黒曜は夏越の異母妹の子で、双子の従兄にあたる。スイの夫と決まる前は、目立たぬ存在であった。気弱であるが、それを覚られまいと常に威張っていた。今の今まで精一杯虚勢を張っていたのに、いきなり皇子に声をかけられ、頭の中が真っ白になってしまった。
「だれ?」
再び言われて
「だれとは、いかに皇子さまとはいえ失礼でしょう。私は次の長の黒曜です」
その答えに座の空気がざわついた。
と、スイの足がゆっくり黒曜の顎を蹴り上げた。黒曜はものすごい音をたてて、後ろにひっくり返った。
「なに、なにを・・・」
ぐいっと胸倉をつかんで起き上がらせると、スイは
「言葉は正しく使え。今日のこの宴は何のためと思っているのだ」
「は、はなせ」
「次の長は、私だ。その披露目の席だぞ。おまえは長が子を作るための種馬にすぎぬ」
再び後ろに突き飛ばすと
「それに、大海人皇子さまになんという口をきくのだ。大海人皇子さまはこの国を蘇えらせる方だぞ」
「私は気にしないから、そんなに人を傷つけるものじゃないよ」
幼さを残した大海人皇子がスイを止めた。
「それとも、スイは黒曜が嫌いなのか」
大海人皇子がきょとん、とした顔で言った。まだ十を少し出たばかりの子供の、あまりに素直な言葉に大人たちは苦笑した。
「好きも嫌いもありません」
スイは答えた。
「そうか。
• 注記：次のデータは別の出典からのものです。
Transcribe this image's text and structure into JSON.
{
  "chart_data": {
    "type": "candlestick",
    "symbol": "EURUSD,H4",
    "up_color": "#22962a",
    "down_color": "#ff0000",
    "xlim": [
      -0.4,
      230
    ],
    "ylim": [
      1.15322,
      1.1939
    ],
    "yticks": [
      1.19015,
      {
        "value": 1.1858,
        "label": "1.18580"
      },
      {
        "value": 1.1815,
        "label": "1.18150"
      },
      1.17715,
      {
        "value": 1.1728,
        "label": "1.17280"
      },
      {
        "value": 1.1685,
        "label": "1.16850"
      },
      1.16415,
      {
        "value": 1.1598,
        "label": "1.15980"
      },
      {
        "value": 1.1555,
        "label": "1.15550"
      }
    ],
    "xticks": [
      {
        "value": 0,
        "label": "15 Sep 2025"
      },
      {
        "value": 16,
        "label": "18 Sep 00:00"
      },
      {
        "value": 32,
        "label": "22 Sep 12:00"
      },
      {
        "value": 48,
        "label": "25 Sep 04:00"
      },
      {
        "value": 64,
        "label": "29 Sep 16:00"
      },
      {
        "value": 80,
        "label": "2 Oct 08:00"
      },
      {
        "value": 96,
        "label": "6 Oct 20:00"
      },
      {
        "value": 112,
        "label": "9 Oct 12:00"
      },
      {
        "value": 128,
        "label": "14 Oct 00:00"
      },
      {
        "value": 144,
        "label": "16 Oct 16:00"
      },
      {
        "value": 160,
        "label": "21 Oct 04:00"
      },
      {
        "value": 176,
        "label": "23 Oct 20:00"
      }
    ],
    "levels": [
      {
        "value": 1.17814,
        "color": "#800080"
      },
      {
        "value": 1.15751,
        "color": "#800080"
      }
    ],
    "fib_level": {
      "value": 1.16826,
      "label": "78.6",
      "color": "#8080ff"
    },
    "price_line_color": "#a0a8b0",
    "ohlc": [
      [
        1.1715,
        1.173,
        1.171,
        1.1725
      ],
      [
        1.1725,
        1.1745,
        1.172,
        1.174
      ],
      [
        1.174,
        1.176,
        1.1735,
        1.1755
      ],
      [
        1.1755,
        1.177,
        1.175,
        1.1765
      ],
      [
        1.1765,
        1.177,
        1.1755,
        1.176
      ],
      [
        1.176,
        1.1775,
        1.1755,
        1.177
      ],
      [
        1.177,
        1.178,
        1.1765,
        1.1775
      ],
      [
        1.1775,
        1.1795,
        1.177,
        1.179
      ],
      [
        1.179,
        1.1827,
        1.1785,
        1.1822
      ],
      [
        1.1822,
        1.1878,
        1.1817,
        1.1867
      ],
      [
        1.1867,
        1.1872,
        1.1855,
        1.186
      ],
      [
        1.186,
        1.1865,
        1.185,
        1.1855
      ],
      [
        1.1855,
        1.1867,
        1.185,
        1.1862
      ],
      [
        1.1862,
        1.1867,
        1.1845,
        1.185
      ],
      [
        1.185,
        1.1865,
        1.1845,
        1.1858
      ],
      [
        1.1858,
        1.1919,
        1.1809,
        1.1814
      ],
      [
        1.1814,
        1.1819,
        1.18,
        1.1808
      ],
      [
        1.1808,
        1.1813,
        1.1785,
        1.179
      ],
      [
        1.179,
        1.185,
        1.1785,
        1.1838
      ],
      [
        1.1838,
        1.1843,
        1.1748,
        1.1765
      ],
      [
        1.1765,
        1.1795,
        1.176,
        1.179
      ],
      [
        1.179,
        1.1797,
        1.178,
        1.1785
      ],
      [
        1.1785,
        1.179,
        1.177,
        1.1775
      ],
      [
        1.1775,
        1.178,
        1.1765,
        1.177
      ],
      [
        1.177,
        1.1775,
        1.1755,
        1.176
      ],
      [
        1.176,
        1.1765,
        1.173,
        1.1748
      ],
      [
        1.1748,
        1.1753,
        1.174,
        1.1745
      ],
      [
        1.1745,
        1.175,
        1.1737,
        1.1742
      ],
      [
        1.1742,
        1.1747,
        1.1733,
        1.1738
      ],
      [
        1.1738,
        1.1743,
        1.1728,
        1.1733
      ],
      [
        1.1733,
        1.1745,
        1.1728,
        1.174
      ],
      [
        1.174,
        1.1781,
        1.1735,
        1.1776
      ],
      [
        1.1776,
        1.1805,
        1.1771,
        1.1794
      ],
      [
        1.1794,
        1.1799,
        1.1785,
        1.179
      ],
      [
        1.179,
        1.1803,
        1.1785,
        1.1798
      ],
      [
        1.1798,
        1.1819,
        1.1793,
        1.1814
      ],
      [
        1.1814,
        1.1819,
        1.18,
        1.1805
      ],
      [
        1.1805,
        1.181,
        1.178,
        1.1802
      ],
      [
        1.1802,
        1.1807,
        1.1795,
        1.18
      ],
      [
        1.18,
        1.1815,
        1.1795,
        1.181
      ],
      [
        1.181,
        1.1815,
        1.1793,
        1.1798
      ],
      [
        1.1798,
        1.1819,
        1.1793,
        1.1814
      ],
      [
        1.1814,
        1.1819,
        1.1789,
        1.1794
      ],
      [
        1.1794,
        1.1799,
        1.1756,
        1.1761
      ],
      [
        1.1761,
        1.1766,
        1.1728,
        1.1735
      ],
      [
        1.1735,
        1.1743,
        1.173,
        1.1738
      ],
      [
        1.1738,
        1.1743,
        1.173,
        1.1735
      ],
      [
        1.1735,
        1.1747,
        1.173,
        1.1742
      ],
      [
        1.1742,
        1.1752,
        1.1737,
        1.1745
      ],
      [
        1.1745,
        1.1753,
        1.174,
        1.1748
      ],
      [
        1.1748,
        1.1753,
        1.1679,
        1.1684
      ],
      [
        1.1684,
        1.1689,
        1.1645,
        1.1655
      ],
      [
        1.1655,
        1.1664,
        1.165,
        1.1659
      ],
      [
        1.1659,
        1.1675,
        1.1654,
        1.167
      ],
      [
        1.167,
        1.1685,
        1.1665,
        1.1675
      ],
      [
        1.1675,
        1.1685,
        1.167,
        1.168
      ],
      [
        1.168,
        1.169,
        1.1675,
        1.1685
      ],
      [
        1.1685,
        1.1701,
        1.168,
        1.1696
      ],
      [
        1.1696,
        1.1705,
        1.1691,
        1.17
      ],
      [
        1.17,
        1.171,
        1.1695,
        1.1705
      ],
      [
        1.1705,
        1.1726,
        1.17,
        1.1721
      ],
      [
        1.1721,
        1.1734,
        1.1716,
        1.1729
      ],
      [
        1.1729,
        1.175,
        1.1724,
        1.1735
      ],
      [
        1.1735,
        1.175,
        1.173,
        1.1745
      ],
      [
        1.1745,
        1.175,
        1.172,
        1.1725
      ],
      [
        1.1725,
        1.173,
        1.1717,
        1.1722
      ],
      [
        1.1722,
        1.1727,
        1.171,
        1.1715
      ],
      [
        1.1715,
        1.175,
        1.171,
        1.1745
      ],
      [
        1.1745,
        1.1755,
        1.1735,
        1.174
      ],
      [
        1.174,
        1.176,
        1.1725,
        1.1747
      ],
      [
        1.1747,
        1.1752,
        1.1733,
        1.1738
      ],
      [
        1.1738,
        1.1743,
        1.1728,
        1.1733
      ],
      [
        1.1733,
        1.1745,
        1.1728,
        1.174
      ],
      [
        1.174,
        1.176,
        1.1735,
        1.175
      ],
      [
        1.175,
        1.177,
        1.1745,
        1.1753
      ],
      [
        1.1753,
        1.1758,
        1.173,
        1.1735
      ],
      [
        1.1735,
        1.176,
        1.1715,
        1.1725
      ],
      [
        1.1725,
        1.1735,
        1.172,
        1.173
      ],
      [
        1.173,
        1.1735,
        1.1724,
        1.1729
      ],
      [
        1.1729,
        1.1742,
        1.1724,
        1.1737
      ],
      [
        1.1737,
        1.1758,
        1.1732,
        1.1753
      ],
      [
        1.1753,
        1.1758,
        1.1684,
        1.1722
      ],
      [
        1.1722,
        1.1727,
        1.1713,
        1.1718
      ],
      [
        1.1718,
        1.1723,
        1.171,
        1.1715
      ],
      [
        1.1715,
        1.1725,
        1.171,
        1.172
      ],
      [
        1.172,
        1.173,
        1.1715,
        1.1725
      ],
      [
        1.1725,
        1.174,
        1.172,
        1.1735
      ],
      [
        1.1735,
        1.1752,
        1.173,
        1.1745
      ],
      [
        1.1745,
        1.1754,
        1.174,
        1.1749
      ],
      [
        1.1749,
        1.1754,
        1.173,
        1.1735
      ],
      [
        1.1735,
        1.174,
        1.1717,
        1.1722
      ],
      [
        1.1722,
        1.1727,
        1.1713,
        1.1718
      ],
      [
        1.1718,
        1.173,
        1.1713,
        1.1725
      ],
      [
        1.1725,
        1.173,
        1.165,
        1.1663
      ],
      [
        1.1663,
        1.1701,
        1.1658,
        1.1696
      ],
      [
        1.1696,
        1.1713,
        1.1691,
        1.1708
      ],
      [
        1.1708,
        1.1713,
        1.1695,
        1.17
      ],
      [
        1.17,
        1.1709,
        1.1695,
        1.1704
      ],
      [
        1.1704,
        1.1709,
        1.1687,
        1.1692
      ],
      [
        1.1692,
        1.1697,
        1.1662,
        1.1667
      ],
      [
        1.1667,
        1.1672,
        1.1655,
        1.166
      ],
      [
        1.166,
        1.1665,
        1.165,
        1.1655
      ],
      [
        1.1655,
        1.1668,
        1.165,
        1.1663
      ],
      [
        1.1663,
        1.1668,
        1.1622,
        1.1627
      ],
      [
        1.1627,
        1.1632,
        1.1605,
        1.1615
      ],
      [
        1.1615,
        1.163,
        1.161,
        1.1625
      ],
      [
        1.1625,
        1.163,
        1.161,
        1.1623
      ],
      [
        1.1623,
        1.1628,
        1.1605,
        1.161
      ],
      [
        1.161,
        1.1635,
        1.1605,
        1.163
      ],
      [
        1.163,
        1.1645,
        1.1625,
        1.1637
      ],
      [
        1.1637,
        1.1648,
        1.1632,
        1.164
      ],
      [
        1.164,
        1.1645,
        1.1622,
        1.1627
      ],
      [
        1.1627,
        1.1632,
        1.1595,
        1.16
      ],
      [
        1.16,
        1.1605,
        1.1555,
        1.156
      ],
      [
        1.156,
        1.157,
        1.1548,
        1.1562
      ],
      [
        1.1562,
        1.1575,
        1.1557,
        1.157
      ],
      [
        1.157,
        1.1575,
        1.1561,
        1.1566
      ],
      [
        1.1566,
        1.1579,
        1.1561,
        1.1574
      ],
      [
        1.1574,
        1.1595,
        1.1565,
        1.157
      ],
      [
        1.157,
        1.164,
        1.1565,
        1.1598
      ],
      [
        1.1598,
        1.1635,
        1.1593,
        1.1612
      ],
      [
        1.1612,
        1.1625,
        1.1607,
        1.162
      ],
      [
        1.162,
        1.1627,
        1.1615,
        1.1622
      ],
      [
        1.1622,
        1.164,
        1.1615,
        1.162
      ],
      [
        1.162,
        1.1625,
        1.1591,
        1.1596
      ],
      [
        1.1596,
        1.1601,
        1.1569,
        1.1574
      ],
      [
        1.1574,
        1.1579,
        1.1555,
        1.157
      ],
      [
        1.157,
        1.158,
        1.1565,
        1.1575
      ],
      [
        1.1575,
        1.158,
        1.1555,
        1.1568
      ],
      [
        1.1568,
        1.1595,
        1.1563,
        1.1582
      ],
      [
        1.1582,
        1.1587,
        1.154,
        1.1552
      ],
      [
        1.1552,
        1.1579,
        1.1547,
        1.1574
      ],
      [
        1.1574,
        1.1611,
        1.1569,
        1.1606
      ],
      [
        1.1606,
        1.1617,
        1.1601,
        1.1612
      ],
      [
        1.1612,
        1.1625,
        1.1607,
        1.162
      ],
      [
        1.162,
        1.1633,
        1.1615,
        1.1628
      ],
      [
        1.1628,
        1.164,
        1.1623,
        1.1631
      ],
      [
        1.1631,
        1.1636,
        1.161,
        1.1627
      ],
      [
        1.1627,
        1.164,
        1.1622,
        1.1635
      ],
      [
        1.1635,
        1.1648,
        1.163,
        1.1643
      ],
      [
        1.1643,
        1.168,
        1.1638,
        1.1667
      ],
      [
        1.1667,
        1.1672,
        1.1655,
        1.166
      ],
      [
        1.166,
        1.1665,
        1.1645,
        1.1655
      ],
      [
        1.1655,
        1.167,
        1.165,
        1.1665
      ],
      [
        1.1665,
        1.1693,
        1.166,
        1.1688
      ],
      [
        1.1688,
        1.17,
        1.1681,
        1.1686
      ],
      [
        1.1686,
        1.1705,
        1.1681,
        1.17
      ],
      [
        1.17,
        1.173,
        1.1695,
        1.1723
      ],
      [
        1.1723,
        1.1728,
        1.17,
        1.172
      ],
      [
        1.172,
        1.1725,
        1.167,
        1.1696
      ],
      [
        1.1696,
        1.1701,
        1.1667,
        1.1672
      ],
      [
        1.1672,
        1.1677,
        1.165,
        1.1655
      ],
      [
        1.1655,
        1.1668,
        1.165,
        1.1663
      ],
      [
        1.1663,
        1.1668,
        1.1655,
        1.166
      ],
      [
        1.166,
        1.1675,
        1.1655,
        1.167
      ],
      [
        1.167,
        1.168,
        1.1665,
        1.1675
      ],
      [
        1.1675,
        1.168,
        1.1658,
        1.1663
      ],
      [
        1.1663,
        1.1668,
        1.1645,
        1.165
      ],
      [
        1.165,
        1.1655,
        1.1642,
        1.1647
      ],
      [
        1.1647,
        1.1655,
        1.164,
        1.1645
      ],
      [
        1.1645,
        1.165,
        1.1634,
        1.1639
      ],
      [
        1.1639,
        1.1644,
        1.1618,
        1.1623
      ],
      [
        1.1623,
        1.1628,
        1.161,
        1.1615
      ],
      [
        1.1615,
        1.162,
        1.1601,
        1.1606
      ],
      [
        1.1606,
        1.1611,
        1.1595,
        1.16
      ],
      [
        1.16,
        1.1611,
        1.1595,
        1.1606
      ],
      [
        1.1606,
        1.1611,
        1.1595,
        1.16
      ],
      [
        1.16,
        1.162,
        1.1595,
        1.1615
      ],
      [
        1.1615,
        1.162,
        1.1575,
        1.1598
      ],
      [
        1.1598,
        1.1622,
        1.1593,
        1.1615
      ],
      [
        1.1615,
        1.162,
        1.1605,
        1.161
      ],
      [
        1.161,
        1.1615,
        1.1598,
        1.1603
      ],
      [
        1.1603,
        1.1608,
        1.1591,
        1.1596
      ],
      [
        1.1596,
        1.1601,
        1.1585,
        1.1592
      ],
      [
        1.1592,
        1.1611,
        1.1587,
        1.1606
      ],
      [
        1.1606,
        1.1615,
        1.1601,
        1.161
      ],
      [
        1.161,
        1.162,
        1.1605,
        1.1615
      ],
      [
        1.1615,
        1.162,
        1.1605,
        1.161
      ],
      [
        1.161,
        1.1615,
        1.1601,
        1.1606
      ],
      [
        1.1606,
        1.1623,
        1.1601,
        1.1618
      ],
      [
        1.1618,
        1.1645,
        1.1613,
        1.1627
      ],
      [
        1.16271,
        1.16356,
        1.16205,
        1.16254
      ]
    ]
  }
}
特に黒曜が好きだということはないのか。じゃあ、私の妃になれ」
大人たちは驚きのあまり言葉を失った。スイも呆気にとられながら
「な、なにを仰せです。皇子さまはこれからご身分にふさわしい方をお迎えにならなければ」
「うん。でも、スイが気に入ったから、妃になれ」
皆目を白黒させている。
その時大きな笑い声が起きた。入鹿である。
「いつまでも幼いと思っておりましたが、皇子も大きゅうなられたということですな。入鹿は感無量です」
芝居がかったふうに袖口で目を拭う。
「ふざけていると思っているのか」
「そうではごぜいません。巫祝一族の者からお側にお迎えになりたいのであれば、お好きな者をお召しください。ただ、スイはだめです」
「なぜ」
「スイはいずれ一族の長となるのです。それは生半可なことではできません。そして、それがスイの役目なのです。妃として皇子をお支えする、それはスイの役目ではありません」
少しの間のあと、
「わかった」
大海人皇子はあっさり引いた。入鹿はどう対処してよいかわからぬ、という雰囲気の一同に、これも祝儀の言葉だ、それほど皇子もこの一族を大事に思われているということだ、と言い置いて、大海人皇子とともに座を後にした。